Seit ein paar Tagen ist sie online, die Homepage von Lukas Strasser: Unter landratsamtdachauerhalten.de findet man sie - und der Name ist Programm. Dem gebürtigen Dachauer, der aktuell in Berlin Architektur im Master studiert, geht es darum, das rund 40 Jahre alte Gebäude am Bürgermeister-Zauner-Ring 11 zu erhalten und nicht, wie aktuelle Pläne es vorsehen, abzureißen und einen Neubau an diese Stelle zu setzen. Und auch wenn der 28-Jährige sehr wohl weiß, dass er kaum eine Chance hat, die seit Jahren bestehenden Beschlüsse noch rückgängig zu machen, so war es ihm vor allem angesichts der aktuellen Weltlage doch ein Anliegen, darauf hinzuweisen, dass ein solcher Neubau nicht nur "extrem unzeitgemäß, sondern rückschrittlich" sei.

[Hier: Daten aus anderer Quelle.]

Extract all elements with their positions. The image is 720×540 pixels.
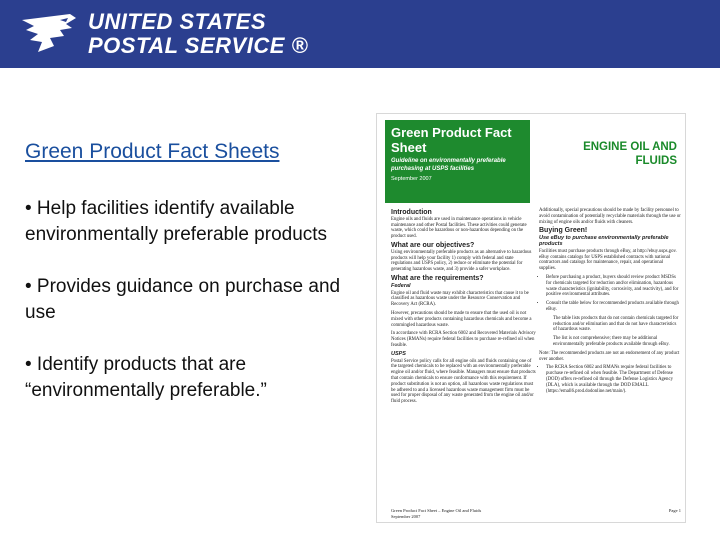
- buying-bullets: [539, 275, 681, 313]
- slide-title-link[interactable]: Green Product Fact Sheets: [25, 140, 280, 163]
- list-item: The list is not comprehensive; there may be additional environmentally preferable products available through eBuy.: [553, 336, 670, 347]
- logo-line-1: UNITED STATES: [88, 9, 267, 34]
- federal-text: In accordance with RCRA Section 6002 and Recovered Materials Advisory Notices (RMANs) require federal facilities to purchase re-refined oil when feasible.: [391, 331, 536, 348]
- bullet-item: • Provides guidance on purchase and use: [25, 276, 341, 323]
- usps-logo[interactable]: [20, 8, 308, 60]
- bullet-item: • Help facilities identify available environmentally preferable products: [25, 198, 328, 245]
- objectives-heading: What are our objectives?: [391, 241, 475, 249]
- intro-text: Engine oils and fluids are used in maintenance operations in vehicle maintenance and other Postal facilities. These activities could generate waste, which could be hazardous or non-hazardous depending on the product used.: [391, 216, 527, 240]
- header-bar: [0, 0, 720, 68]
- list-item: • Before purchasing a product, buyers should review product MSDSs for chemicals targeted for reduction and/or elimination, hazardous waste characteristics (ignitability, corrosivity, and reactivity), and for positive environmental attributes.: [546, 275, 681, 298]
- requirements-heading: What are the requirements?: [391, 274, 484, 282]
- logo-wordmark: [88, 10, 308, 58]
- page-number: Page 1: [668, 508, 681, 513]
- intro-heading: Introduction: [391, 209, 432, 216]
- list-item: • Consult the table below for recommended products available through eBuy.: [546, 301, 681, 313]
- fact-sheet-document: [376, 113, 686, 523]
- usps-text: Postal Service policy calls for all engine oils and fluids containing one of the targeted chemicals to be replaced with an environmentally preferable engine oil and/or fluid, where feasible. Managers must ensure that products that contain chemicals to ensure conformance with this requirement. If product substitution is not an option, all hazardous waste regulations must be adhered to and a licensed hazardous waste management firm must be used for proper disposal of any waste generated from the engine oil and/or fluid process.: [391, 358, 536, 405]
- fact-sheet-header-date: September 2007: [391, 176, 432, 182]
- footer-date: September 2007: [391, 513, 421, 519]
- bullet-list: [25, 196, 355, 430]
- sub-list: [539, 316, 681, 348]
- buying-subheading: Use eBuy to purchase environmentally preferable products: [539, 235, 669, 247]
- buying-text: Facilities must purchase products through eBuy, at http://ebuy.usps.gov. eBuy contains catalogs for USPS established contracts with national contractors and catalogs for maintenance, repair, and operational supplies.: [539, 248, 677, 272]
- footer-title: Green Product Fact Sheet – Engine Oil and Fluids: [391, 508, 482, 513]
- rcra-bullets: [539, 365, 681, 394]
- fact-sheet-header-title: Green Product Fact Sheet: [391, 125, 512, 155]
- bullet-item: • Identify products that are “environmentally preferable.”: [25, 354, 267, 401]
- fact-sheet-header-subtitle: Guideline on environmentally preferable purchasing at USPS facilities: [391, 158, 506, 172]
- list-item: The table lists products that do not contain chemicals targeted for reduction and/or elimination and that do not have characteristics of hazardous waste.: [553, 315, 679, 333]
- fact-sheet-header-box: [385, 120, 530, 203]
- right-intro-text: Additionally, special precautions should be made by facility personnel to avoid contamination of potentially recyclable materials through the use or mixing of engine oils and/or fluids with cleaners.: [539, 208, 681, 225]
- federal-text: Engine oil and fluid waste may exhibit characteristics that cause it to be classified as hazardous waste under the Resource Conservation and Recovery Act (RCRA).: [391, 290, 529, 308]
- eagle-icon: [20, 12, 78, 56]
- note-text: Note: The recommended products are not an endorsement of any product over another.: [539, 350, 680, 362]
- list-item: • The RCRA Section 6002 and RMANs require federal facilities to purchase re-refined oil when feasible. The Department of Defense (DOD) offers re-refined oil through the Defense Logistics Agency (DLA), which is available through the DOD EMALL (https://emall6.prod.dodonline.net/main/).: [546, 365, 681, 394]
- buying-heading: Buying Green!: [539, 227, 588, 235]
- doc-footer: [391, 508, 681, 519]
- doc-right-column: [539, 208, 681, 397]
- fact-sheet-title: ENGINE OIL AND FLUIDS: [583, 141, 677, 167]
- objectives-text: Using environmentally preferable products as an alternative to hazardous products will help your facility 1) comply with federal and state regulations and USPS policy, 2) reduce or eliminate the potential for generating hazardous waste, and 3) provide a safer workplace.: [391, 249, 532, 273]
- federal-text: However, precautions should be made to ensure that the used oil is not mixed with other products containing hazardous chemicals and become a commingled hazardous waste.: [391, 310, 532, 328]
- usps-heading: USPS: [391, 350, 406, 357]
- doc-left-column: [391, 208, 536, 408]
- federal-heading: Federal: [391, 282, 411, 289]
- logo-line-2: POSTAL SERVICE ®: [88, 33, 309, 58]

In dem an Landrat Stefan Löwl (CSU) und Oberbürgermeister Florian Hartmann (SPD) adressierten offenen Brief, den man auf der Homepage nachlesen kann, bezieht sich Strasser in seiner Argumentation unter anderem auf das sogenannte Abrissmoratorium. Dieses Schreiben wurde mittlerweile von mehr als 500 Menschen unterzeichnet und ging im September an die Adresse von Klara Geywitz, Bundesministerin für Wohnen, Stadtentwicklung und Bauwesen.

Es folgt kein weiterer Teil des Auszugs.